Sending you a Postcard

Sending you a Postcard

Thursday, March 3, 2016

East Coast Backpacking Summary

Our East Coast trip is over now :( It’s time to start the actual exchange, settle down and head towards different kind of adventures. Sari dropped off already in Sydney, Ville stayed few more days in Melbourne before returning to Finland and Roope came to Perth to study in UWA too. Anyway, I’m gonna miss you guys and our East Coast story!

Summarizing our journey, we started from Cairns at the 6th of Jan and travelled down all the way to Melbourne and Tasmania by the 19th of Feb. We mainly moved around by Greyhound bus, which I found quite handy, easy to book trips, many stops along the way and they provide you USB charging and free wifi (that most of the time doesn’t work for naturally in Australia you’re travelling in the middle of nowhere). Even overnight bus trips weren’t that bad after all. Another similar company (and cheaper apparently) is Premier.
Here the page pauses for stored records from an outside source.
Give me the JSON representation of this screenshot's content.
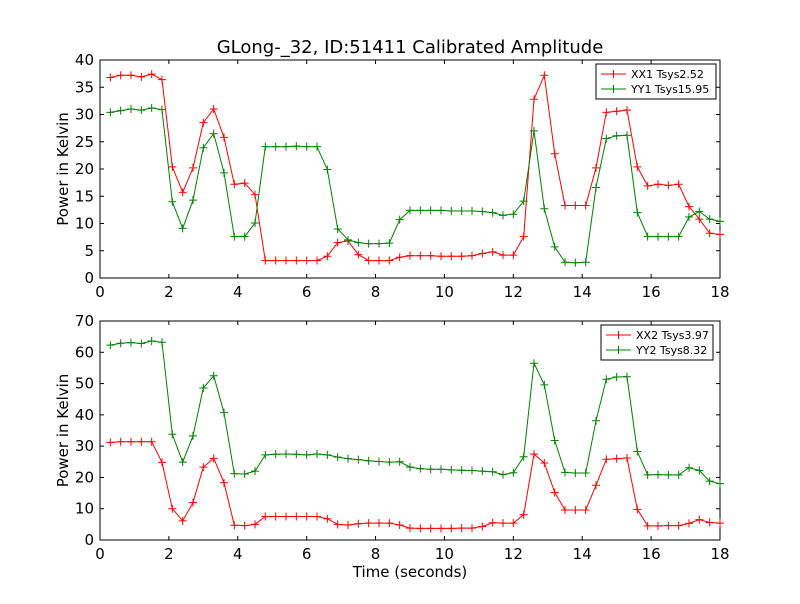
{
  "figure": {
    "title": "GLong-_32, ID:51411 Calibrated Amplitude",
    "colors": {
      "xx": "#ff0000",
      "yy": "#008000"
    }
  },
  "chart_data": [
    {
      "type": "line",
      "xlabel": "",
      "ylabel": "Power in Kelvin",
      "xlim": [
        0,
        18
      ],
      "ylim": [
        0,
        40
      ],
      "xticks": [
        0,
        2,
        4,
        6,
        8,
        10,
        12,
        14,
        16,
        18
      ],
      "yticks": [
        0,
        5,
        10,
        15,
        20,
        25,
        30,
        35,
        40
      ],
      "legend_position": "top-right",
      "x": [
        0.3,
        0.6,
        0.9,
        1.2,
        1.5,
        1.8,
        2.1,
        2.4,
        2.7,
        3.0,
        3.3,
        3.6,
        3.9,
        4.2,
        4.5,
        4.8,
        5.1,
        5.4,
        5.7,
        6.0,
        6.3,
        6.6,
        6.9,
        7.2,
        7.5,
        7.8,
        8.1,
        8.4,
        8.7,
        9.0,
        9.3,
        9.6,
        9.9,
        10.2,
        10.5,
        10.8,
        11.1,
        11.4,
        11.7,
        12.0,
        12.3,
        12.6,
        12.9,
        13.2,
        13.5,
        13.8,
        14.1,
        14.4,
        14.7,
        15.0,
        15.3,
        15.6,
        15.9,
        16.2,
        16.5,
        16.8,
        17.1,
        17.4,
        17.7,
        18.0
      ],
      "series": [
        {
          "name": "XX1 Tsys2.52",
          "color": "#ff0000",
          "values": [
            36.8,
            37.2,
            37.2,
            36.9,
            37.4,
            36.4,
            20.4,
            15.7,
            20.2,
            28.5,
            31.0,
            25.8,
            17.2,
            17.4,
            15.3,
            3.2,
            3.2,
            3.2,
            3.2,
            3.2,
            3.2,
            4.0,
            6.5,
            6.8,
            4.3,
            3.2,
            3.2,
            3.2,
            3.8,
            4.1,
            4.1,
            4.1,
            4.0,
            4.0,
            4.0,
            4.1,
            4.5,
            4.8,
            4.2,
            4.2,
            7.6,
            32.8,
            37.2,
            22.8,
            13.3,
            13.3,
            13.3,
            20.2,
            30.4,
            30.6,
            30.8,
            20.4,
            16.9,
            17.2,
            17.0,
            17.2,
            13.1,
            10.8,
            8.2,
            8.0
          ]
        },
        {
          "name": "YY1 Tsys15.95",
          "color": "#008000",
          "values": [
            30.4,
            30.7,
            31.0,
            30.8,
            31.2,
            30.9,
            14.0,
            9.1,
            14.3,
            23.9,
            26.5,
            19.3,
            7.6,
            7.6,
            10.1,
            24.1,
            24.1,
            24.1,
            24.2,
            24.1,
            24.1,
            19.9,
            9.0,
            7.0,
            6.5,
            6.3,
            6.3,
            6.4,
            10.7,
            12.4,
            12.4,
            12.4,
            12.4,
            12.3,
            12.3,
            12.3,
            12.2,
            12.0,
            11.5,
            11.7,
            14.1,
            27.0,
            12.7,
            5.7,
            2.9,
            2.8,
            2.9,
            16.6,
            25.6,
            26.1,
            26.2,
            12.0,
            7.6,
            7.6,
            7.6,
            7.6,
            11.2,
            12.2,
            10.8,
            10.4
          ]
        }
      ]
    },
    {
      "type": "line",
      "xlabel": "Time (seconds)",
      "ylabel": "Power in Kelvin",
      "xlim": [
        0,
        18
      ],
      "ylim": [
        0,
        70
      ],
      "xticks": [
        0,
        2,
        4,
        6,
        8,
        10,
        12,
        14,
        16,
        18
      ],
      "yticks": [
        0,
        10,
        20,
        30,
        40,
        50,
        60,
        70
      ],
      "legend_position": "top-right",
      "x": [
        0.3,
        0.6,
        0.9,
        1.2,
        1.5,
        1.8,
        2.1,
        2.4,
        2.7,
        3.0,
        3.3,
        3.6,
        3.9,
        4.2,
        4.5,
        4.8,
        5.1,
        5.4,
        5.7,
        6.0,
        6.3,
        6.6,
        6.9,
        7.2,
        7.5,
        7.8,
        8.1,
        8.4,
        8.7,
        9.0,
        9.3,
        9.6,
        9.9,
        10.2,
        10.5,
        10.8,
        11.1,
        11.4,
        11.7,
        12.0,
        12.3,
        12.6,
        12.9,
        13.2,
        13.5,
        13.8,
        14.1,
        14.4,
        14.7,
        15.0,
        15.3,
        15.6,
        15.9,
        16.2,
        16.5,
        16.8,
        17.1,
        17.4,
        17.7,
        18.0
      ],
      "series": [
        {
          "name": "XX2 Tsys3.97",
          "color": "#ff0000",
          "values": [
            31.2,
            31.4,
            31.4,
            31.4,
            31.4,
            24.8,
            10.0,
            6.1,
            12.0,
            23.3,
            26.1,
            18.3,
            4.7,
            4.6,
            5.0,
            7.5,
            7.5,
            7.5,
            7.5,
            7.5,
            7.5,
            6.8,
            5.0,
            4.8,
            5.2,
            5.4,
            5.4,
            5.4,
            4.8,
            3.8,
            3.7,
            3.7,
            3.7,
            3.7,
            3.8,
            3.8,
            4.3,
            5.5,
            5.4,
            5.4,
            8.1,
            27.5,
            24.6,
            15.2,
            9.6,
            9.6,
            9.6,
            17.5,
            25.8,
            26.0,
            26.2,
            9.8,
            4.5,
            4.5,
            4.6,
            4.6,
            5.3,
            6.5,
            5.6,
            5.4
          ]
        },
        {
          "name": "YY2 Tsys8.32",
          "color": "#008000",
          "values": [
            62.3,
            62.9,
            63.1,
            62.8,
            63.6,
            63.2,
            33.8,
            24.9,
            33.3,
            48.6,
            52.5,
            40.7,
            21.2,
            21.1,
            22.0,
            27.2,
            27.4,
            27.5,
            27.4,
            27.2,
            27.5,
            27.2,
            26.5,
            26.0,
            25.7,
            25.3,
            25.1,
            24.9,
            25.0,
            23.3,
            22.8,
            22.6,
            22.6,
            22.4,
            22.3,
            22.2,
            22.0,
            21.8,
            20.9,
            21.5,
            26.6,
            56.5,
            49.6,
            31.8,
            21.6,
            21.4,
            21.4,
            38.1,
            51.4,
            52.1,
            52.2,
            28.3,
            20.8,
            20.9,
            20.8,
            20.8,
            23.1,
            22.2,
            18.8,
            18.0
          ]
        }
      ]
    }
  ]
}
The map below shows our path (my paint masterpiece). We stopped by the main attractions in the East Coast: Cairns, Magnetic Island, Airlie Beach & Whitsunday Islands, Rainbow Beach & Fraser Island, Brisbane, Surfer’s Paradise, Byron Bay, Sydney & Blue Mountains, Tasmania and Melbourne & Great Ocean Road. My favorite things were diving at the Great Barrier Reef, sailing at Whitsunday, relaxed atmosphere in Byron, Blue Mountains (the best sceneries and waterfalls) and our roadtrips in general in Tasmania and at GOR (own car and schedules gives you amazing freedom). Would be impossible to choose just one! Fraser is another thing that I’ll probably remember forever due to the extreme driving. (NB, I have gone through all these places more precisely in my previous posts from Jan and Feb 2016.)

Our route from Cairns to Sydney and throuogh Hobart to Melbourne

A bit more about the backpackers’ lifestyle – it’s all about carrying your whole life in one backpack (smaller or bigger, my 70-litre-backpack weighted 23kgs at the end instead of the 16kgs in the beginning, don’t know how, while Ville started with only 8 kilos..) You should carry as little as possible which becomes easier by time for you probably won’t even use what’s in the bottom of the backpack, at least I was too lazy to turn the whole thing upside down. Also, remember to bring an extension cord, helps a lot. Otherwise you’ll find everything from here if you happen to forget something.

Most likely you’ll live in hostels. We slept in dorms of 4-8ppl and cooked most of our food in the common kitchens, the price per night is usually between 20-40AUD. We had very clean and functional big hostels such as Gilligan’s in Cairns (best pool) and a bit smaller, cuter but also clean ones such as Aussie Way in Brisbane and Home @ the Mansion in Melbourne (unique and elegant, best bathrooms). Maybe the untidiest hostels were in Rainbow Beach (a nightmarish kitchen) and the Palms in Sydney (Relaxed and outgoing atmosphere, but our dorm looked like people had lived there for years and never come out. And there were cockroaches. Wouldn’t go again.) We booked our hostels and trips usually couple of weeks in advance, first ones already in Finland. During our road trips, Roope booked our hostels via phone the very same day, which turned out be a good idea for we ended up doing a few changes to our plans on the road, and fortunately the hostels weren’t fully booked.

The most interesting thing when backpacking is the people you meet. We’ve met many people from all around the world, younger and older than us, travelers and locals, all with different kind of stories to tell.
We met our Italian diving instructor, a former engineer who went crazy for diving and so changed career and moved to Cairns; a French couple who had an admirably curious attitude towards travelling, studied beforehand and so recognized all the fishes and animals knowing how the animals behaved, and who we met for a second time in Byron by coincidence; our skipper at Whitsunday who had quitted studying marine biology in university in order to start sailing; an Australian fifty-something woman who joined our morning yoga and at the moment was living and travelling around in a sailboat; a German teenage couple who had bought their own car and were working and driving around Australia for one year; local surfers who knew everything about the sea and shores; a Finnish constructor having his own company in Finland but working among diving in Australia during winters; super energetic South African tour bus driver with great sense of humor; French students; British jocks; Finnish au pairs who decided to leave Finland at a two-week-notice; one 28-year-old Canadian girl who had all alone travelled around Australia including the real outback; a guy in  our hostel who carried his own coffee machine, Himalayan salt and other fancy cooking stuff with him; people who gave us their food when they checked out; random people who give you big, true smiles and says “G’day” or “How is it going?” when passing by… List goes on and on.

All in all, our backpack journey so far has been a very broadening one and I could recommend Australia and backpacking in general to everyone interested in different kind of travelling.